Juan Luis Martínez was an autodidact and rebellious poet from Chile. He largely fled the academicalization of art and poetry to create a unique vision within the avant-garde and beyond. Martínez created works beyond categorization which made it difficult to publish. His first experience with a publishing company ended with frustration and disappointment. The manuscript that he had submitted, Pequeña Cosmogonía Práctica (Small Practical Cosmogony), was declined in the review process due to their inability to classify it. Afterward her published it himself renaming it La Nueva Novela (The New Novel). His misfit demeanor in life, writing and publishing was to continue until the end of his life. Even then, before his death, he requested that his wife burn all of his remaining unpublished poems and manuscripts, everything. Although, it is evident she did not go through with his wish as at least two (largely unfinished) manuscripts have been published after his death.
The legacy left behind by Martínez is one that is anti-establishment and anti-institutional. He acts as a guide for rebel poets everywhere. Chile, during his time, was a poetic place. It was a country that existed for literature. His life was exemplary of a poets and his work urges us to live poetically. At whatever cost we should live poetry and discover the magic of our language. We should do as he requests when he asks us to:
Take a current word. Make it quite visible on a table and describe it from the front, in profile, and from a three-quarters view.

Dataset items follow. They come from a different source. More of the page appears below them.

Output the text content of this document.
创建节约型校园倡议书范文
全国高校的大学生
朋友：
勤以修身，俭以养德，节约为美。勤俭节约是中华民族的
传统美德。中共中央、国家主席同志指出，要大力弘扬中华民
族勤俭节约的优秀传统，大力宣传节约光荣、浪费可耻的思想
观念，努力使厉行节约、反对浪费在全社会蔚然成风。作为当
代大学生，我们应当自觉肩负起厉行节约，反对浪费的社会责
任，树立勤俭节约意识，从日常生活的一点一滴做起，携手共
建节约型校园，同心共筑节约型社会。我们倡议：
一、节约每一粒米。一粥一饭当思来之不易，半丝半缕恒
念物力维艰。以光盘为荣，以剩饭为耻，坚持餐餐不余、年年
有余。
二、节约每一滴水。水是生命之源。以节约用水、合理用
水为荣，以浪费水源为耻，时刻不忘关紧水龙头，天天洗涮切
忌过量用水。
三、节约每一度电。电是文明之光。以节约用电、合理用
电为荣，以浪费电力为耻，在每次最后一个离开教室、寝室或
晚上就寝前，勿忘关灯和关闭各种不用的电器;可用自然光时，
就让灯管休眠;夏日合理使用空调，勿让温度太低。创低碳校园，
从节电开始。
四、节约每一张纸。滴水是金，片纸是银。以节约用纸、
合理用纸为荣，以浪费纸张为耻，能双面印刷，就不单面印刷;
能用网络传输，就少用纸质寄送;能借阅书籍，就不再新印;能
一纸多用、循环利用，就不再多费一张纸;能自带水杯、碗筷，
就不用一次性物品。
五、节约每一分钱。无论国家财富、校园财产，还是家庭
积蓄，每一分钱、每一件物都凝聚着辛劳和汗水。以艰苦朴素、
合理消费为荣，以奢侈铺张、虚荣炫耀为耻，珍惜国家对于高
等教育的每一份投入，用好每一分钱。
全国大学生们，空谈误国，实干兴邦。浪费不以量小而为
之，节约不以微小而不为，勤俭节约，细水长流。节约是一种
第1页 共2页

Repeat a word as many times as may be necessary to make it disappear. Analyze the residue.
Find a single verb to signify the act that consists of drinking a glass of white wine with a Burgundian friend, in the Los Dos Chinos café, at six in the afternoon, on a rainy day, talking about the nonsignifigance of the world, knowing that you have just run into your former chemistry professor, while near you a girl says to her friend: “You know how I made him see the face of God!”
You see. We must live poetically the universe. This is what Martínez has left for us. A nearly unreadable, yet transparent in its simplicity, haphazardly, yet meticulously fashioned blueprint of how to live poetically by at once delving into our language constructed world and escaping it.

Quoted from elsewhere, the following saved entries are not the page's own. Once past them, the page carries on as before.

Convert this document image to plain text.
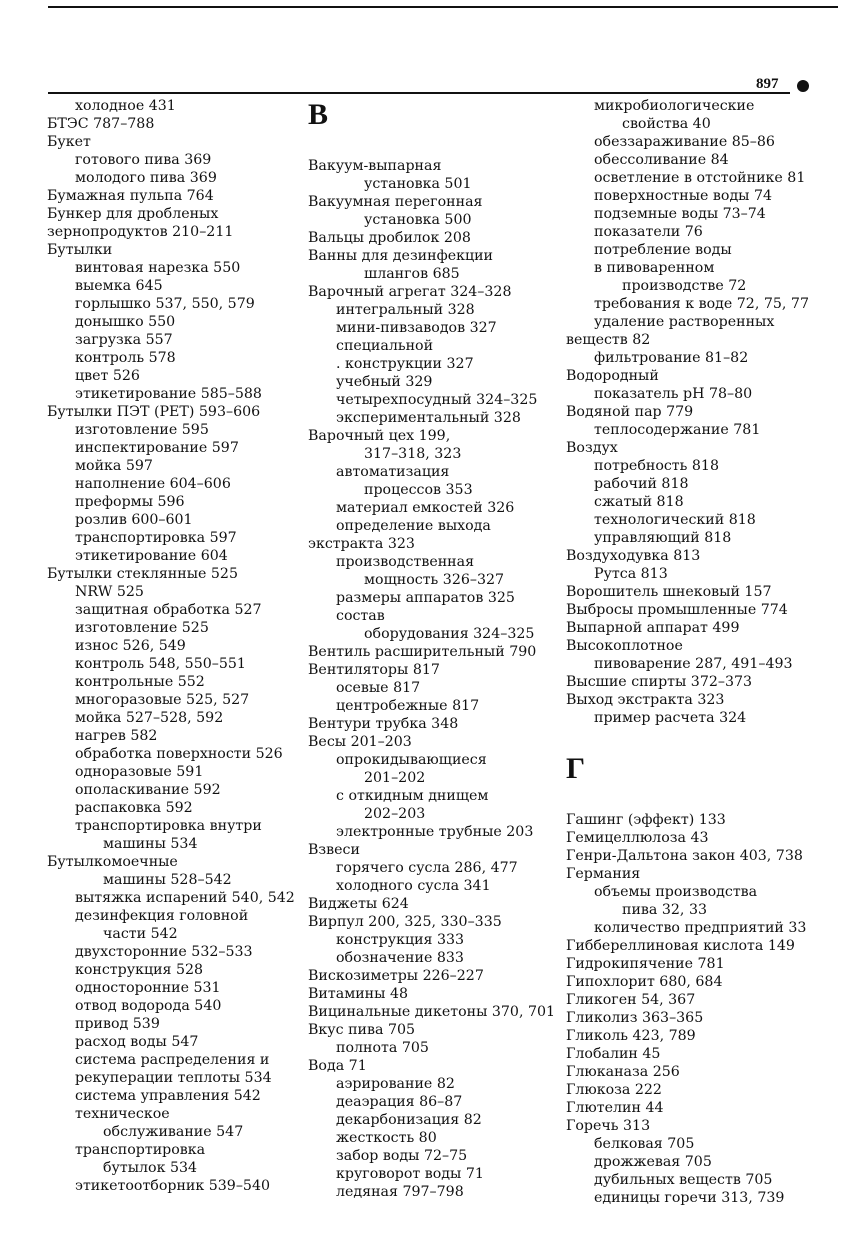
897
холодное 431
БТЭС 787–788
Букет
готового пива 369
молодого пива 369
Бумажная пульпа 764
Бункер для дробленых
зернопродуктов 210–211
Бутылки
винтовая нарезка 550
выемка 645
горлышко 537, 550, 579
донышко 550
загрузка 557
контроль 578
цвет 526
этикетирование 585–588
Бутылки ПЭТ (PET) 593–606
изготовление 595
инспектирование 597
мойка 597
наполнение 604–606
преформы 596
розлив 600–601
транспортировка 597
этикетирование 604
Бутылки стеклянные 525
NRW 525
защитная обработка 527
изготовление 525
износ 526, 549
контроль 548, 550–551
контрольные 552
многоразовые 525, 527
мойка 527–528, 592
нагрев 582
обработка поверхности 526
одноразовые 591
ополаскивание 592
распаковка 592
транспортировка внутри
машины 534
Бутылкомоечные
машины 528–542
вытяжка испарений 540, 542
дезинфекция головной
части 542
двухсторонние 532–533
конструкция 528
односторонние 531
отвод водорода 540
привод 539
расход воды 547
система распределения и
рекуперации теплоты 534
система управления 542
техническое
обслуживание 547
транспортировка
бутылок 534
этикетоотборник 539–540
В
Вакуум-выпарная
установка 501
Вакуумная перегонная
установка 500
Вальцы дробилок 208
Ванны для дезинфекции
шлангов 685
Варочный агрегат 324–328
интегральный 328
мини-пивзаводов 327
специальной
. конструкции 327
учебный 329
четырехпосудный 324–325
экспериментальный 328
Варочный цех 199,
317–318, 323
автоматизация
процессов 353
материал емкостей 326
определение выхода
экстракта 323
производственная
мощность 326–327
размеры аппаратов 325
состав
оборудования 324–325
Вентиль расширительный 790
Вентиляторы 817
осевые 817
центробежные 817
Вентури трубка 348
Весы 201–203
опрокидывающиеся
201–202
с откидным днищем
202–203
электронные трубные 203
Взвеси
горячего сусла 286, 477
холодного сусла 341
Виджеты 624
Вирпул 200, 325, 330–335
конструкция 333
обозначение 833
Вискозиметры 226–227
Витамины 48
Вицинальные дикетоны 370, 701
Вкус пива 705
полнота 705
Вода 71
аэрирование 82
деаэрация 86–87
декарбонизация 82
жесткость 80
забор воды 72–75
круговорот воды 71
ледяная 797–798
микробиологические
свойства 40
обеззараживание 85–86
обессоливание 84
осветление в отстойнике 81
поверхностные воды 74
подземные воды 73–74
показатели 76
потребление воды
в пивоваренном
производстве 72
требования к воде 72, 75, 77
удаление растворенных
веществ 82
фильтрование 81–82
Водородный
показатель pH 78–80
Водяной пар 779
теплосодержание 781
Воздух
потребность 818
рабочий 818
сжатый 818
технологический 818
управляющий 818
Воздуходувка 813
Рутса 813
Ворошитель шнековый 157
Выбросы промышленные 774
Выпарной аппарат 499
Высокоплотное
пивоварение 287, 491–493
Высшие спирты 372–373
Выход экстракта 323
пример расчета 324
Г
Гашинг (эффект) 133
Гемицеллюлоза 43
Генри-Дальтона закон 403, 738
Германия
объемы производства
пива 32, 33
количество предприятий 33
Гиббереллиновая кислота 149
Гидрокипячение 781
Гипохлорит 680, 684
Гликоген 54, 367
Гликолиз 363–365
Гликоль 423, 789
Глобалин 45
Глюканаза 256
Глюкоза 222
Глютелин 44
Горечь 313
белковая 705
дрожжевая 705
дубильных веществ 705
единицы горечи 313, 739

If you have not yet sought out Juan Luis Martínez, or if he has yet to find you. Be sure to begin your investigation. His work is slowly being translated into English if the interest remains, and there is plenty of him scattered across the Internet. As a South American writer, he is about as important as they get. You will not be disappointed with what you discover of and in him, I promise.
An understanding of the universe comes from the smallest corners in the smallest particles. I have led you to one such corner. Don’t be shy. Meet me there and we will speak through poetry.